Die Quintessenz meiner Darstellung ist aber, Tarifautonomie nicht als defizitär zu begreifen gegenüber einer wahrhaft wirtschaftsdemokratischen Ordnung, sondern eben als Erscheinungsform, die die Demokratie unter den Vorzeichen der modernen Gesellschaft annimmt. Unter diesen Vorzeichen bezeichnen Tarifautonomie und Wirtschaftsdemokratie dasselbe. Gerechtigkeit in den Arbeitsbeziehungen ist unter liberalen Bedingungen keine Angelegenheit des Staates. Aber es ist auch keine Privatsache. Es ist eine Sache der Demokratie. Demokratie als Tarifautonomie.

 

[1] Jedenfalls verfehlt die Vorstellung der Gleichursprünglichkeit den demokratischen Rechtsstaat, als dessen Theorie sie antritt.
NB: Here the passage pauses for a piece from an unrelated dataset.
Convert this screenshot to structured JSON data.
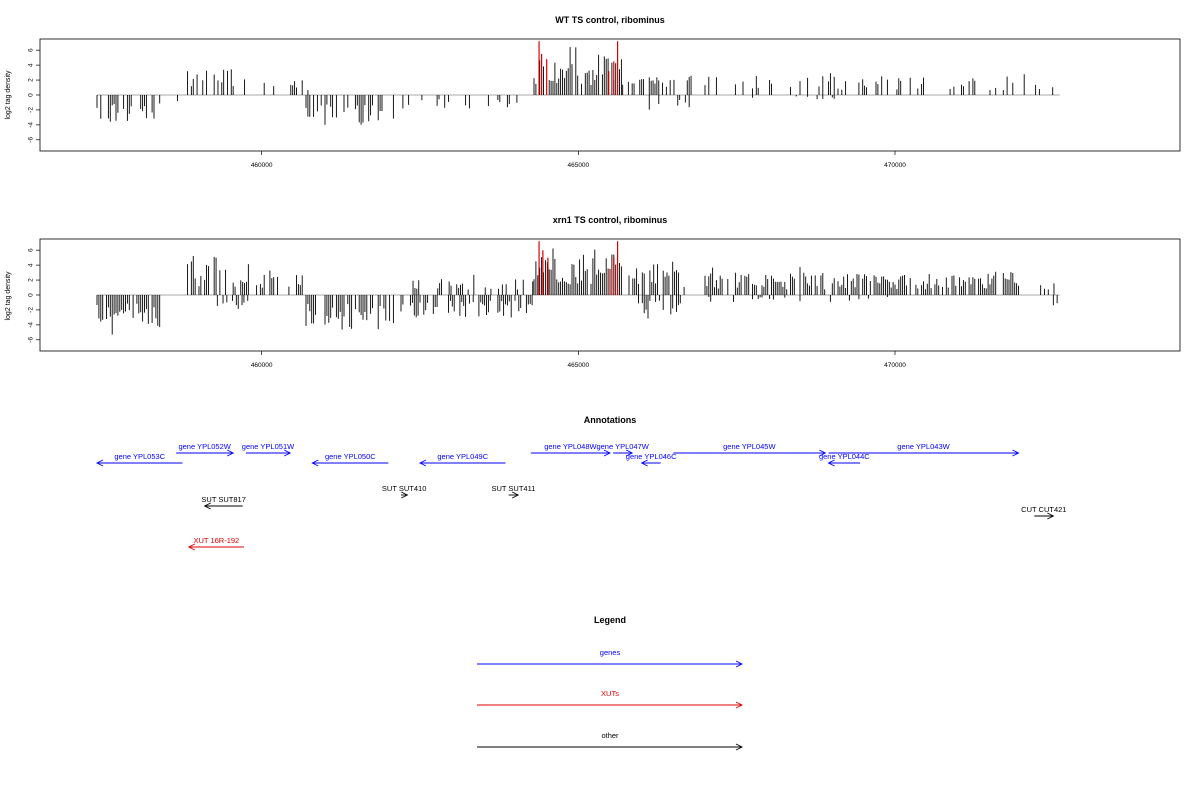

Den demokratischen Rechtsstaat zeichnet schließlich aus, dass die private Autonomie die Reichweite der politischen Autonomie begrenzt, darum kann der Inhalt privater Autonomie nicht durch politische Autonomie bestimmt sein. Die Grenze bildet die Menschenwürde (Art. 1 Abs. 1 GG) und jedenfalls der Wesensgehalt der Freiheitsrechte (Art. 19 Abs. 2 GG). Die begrenzen auch gegen die verfassungsändernde Autonomie (Art. 79 Abs. 3 GG).